Use properties of logarithms to rewrite the given expression as the logarithm of a single quantity, then enter that single quantity in the answer box to complete the expression.
\[
\frac{1}{4} \log (x)-5 \log (y)-3 \log (z)
\]
Answer
Finally, we simplify the expression inside the logarithm to get the final answer. The expression \(\frac{x^{\frac{1}{4}}}{y^5 z^3}\) simplifies to \(\boxed{\frac{\sqrt[4]{x}}{y^5 z^3}}\).
Step 1 :First, we apply the power rule of logarithms, which states that \(\log_b(m^n) = n \log_b(m)\), to the given expression. This gives us \(\log (x^{\frac{1}{4}})-\log (y^5)-\log (z^3)\).

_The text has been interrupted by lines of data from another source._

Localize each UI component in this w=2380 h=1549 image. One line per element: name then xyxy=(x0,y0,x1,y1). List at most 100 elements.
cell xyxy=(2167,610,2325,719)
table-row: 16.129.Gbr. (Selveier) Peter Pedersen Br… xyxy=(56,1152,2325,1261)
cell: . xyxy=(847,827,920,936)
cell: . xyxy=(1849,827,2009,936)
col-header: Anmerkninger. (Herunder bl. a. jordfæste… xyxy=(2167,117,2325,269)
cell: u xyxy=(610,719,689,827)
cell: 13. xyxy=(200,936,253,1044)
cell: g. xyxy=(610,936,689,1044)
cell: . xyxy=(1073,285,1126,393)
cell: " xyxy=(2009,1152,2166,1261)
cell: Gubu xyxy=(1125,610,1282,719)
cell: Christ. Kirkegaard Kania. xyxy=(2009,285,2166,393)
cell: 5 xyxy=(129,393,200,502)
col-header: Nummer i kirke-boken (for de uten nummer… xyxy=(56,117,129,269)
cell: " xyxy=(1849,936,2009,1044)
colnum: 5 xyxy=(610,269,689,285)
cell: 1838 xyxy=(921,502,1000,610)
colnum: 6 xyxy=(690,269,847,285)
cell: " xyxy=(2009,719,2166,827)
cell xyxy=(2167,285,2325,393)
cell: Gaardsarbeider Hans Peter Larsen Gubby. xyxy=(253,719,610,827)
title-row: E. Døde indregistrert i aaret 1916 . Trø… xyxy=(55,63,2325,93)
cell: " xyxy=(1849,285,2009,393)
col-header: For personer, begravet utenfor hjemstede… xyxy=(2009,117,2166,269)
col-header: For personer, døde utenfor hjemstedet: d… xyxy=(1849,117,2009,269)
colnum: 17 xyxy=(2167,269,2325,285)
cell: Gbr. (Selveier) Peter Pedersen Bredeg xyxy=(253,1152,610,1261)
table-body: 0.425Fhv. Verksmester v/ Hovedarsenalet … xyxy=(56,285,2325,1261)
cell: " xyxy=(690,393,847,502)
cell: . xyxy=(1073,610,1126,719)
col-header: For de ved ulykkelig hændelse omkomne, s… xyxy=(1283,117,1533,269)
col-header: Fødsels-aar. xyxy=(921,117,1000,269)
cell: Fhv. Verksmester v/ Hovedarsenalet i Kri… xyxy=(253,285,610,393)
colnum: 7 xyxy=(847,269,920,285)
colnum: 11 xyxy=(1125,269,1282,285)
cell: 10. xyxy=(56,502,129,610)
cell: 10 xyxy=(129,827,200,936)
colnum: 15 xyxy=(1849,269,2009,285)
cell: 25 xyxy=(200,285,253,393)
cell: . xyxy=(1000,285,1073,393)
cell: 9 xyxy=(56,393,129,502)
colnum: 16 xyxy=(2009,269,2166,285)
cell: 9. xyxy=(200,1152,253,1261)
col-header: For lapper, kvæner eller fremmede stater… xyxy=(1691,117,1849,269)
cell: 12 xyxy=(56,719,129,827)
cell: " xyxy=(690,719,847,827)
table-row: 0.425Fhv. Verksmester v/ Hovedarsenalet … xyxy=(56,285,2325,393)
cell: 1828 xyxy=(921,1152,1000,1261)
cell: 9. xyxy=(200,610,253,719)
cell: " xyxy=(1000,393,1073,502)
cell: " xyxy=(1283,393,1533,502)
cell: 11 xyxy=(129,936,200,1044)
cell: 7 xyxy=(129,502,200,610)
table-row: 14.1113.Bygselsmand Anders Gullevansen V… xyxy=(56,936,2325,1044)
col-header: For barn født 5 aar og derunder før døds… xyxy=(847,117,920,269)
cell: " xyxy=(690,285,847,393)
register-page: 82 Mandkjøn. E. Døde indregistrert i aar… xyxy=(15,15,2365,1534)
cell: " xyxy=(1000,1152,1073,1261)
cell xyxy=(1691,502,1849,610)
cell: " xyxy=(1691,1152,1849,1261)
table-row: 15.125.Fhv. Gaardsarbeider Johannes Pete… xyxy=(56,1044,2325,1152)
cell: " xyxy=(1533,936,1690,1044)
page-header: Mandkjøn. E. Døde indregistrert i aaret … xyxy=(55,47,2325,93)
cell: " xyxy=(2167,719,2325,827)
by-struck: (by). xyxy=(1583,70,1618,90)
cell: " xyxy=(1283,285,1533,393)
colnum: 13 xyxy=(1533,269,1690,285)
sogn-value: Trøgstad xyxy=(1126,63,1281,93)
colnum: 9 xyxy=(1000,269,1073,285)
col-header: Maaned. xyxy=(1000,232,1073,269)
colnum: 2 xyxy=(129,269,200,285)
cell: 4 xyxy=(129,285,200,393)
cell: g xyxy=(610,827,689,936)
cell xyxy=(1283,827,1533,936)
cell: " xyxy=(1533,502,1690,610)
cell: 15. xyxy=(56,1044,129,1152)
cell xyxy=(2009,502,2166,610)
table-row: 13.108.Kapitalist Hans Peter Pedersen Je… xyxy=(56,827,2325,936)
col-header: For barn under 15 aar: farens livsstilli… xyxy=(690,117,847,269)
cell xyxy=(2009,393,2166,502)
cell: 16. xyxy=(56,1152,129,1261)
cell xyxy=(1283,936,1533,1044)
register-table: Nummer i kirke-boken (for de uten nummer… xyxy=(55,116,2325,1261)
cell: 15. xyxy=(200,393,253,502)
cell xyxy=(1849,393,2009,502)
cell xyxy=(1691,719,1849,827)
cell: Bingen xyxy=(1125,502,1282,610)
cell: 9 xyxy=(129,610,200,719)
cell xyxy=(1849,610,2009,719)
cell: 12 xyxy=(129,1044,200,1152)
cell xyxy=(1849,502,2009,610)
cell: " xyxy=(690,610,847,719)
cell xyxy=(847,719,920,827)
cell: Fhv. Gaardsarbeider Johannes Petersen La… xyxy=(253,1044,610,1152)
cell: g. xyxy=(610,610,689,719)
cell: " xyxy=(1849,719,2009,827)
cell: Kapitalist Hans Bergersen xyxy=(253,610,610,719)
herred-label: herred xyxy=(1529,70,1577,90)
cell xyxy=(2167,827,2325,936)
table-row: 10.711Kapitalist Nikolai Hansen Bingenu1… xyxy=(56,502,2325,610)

Step 2 :Next, we apply the quotient rule of logarithms, which states that \(\log_b(m) - \log_b(n) = \log_b\left(\frac{m}{n}\right)\), to the expression. This gives us \(\log \left(\frac{x^{\frac{1}{4}}}{y^5 z^3}\right)\).
Step 3 :Finally, we simplify the expression inside the logarithm to get the final answer. The expression \(\frac{x^{\frac{1}{4}}}{y^5 z^3}\) simplifies to \(\boxed{\frac{\sqrt[4]{x}}{y^5 z^3}}\).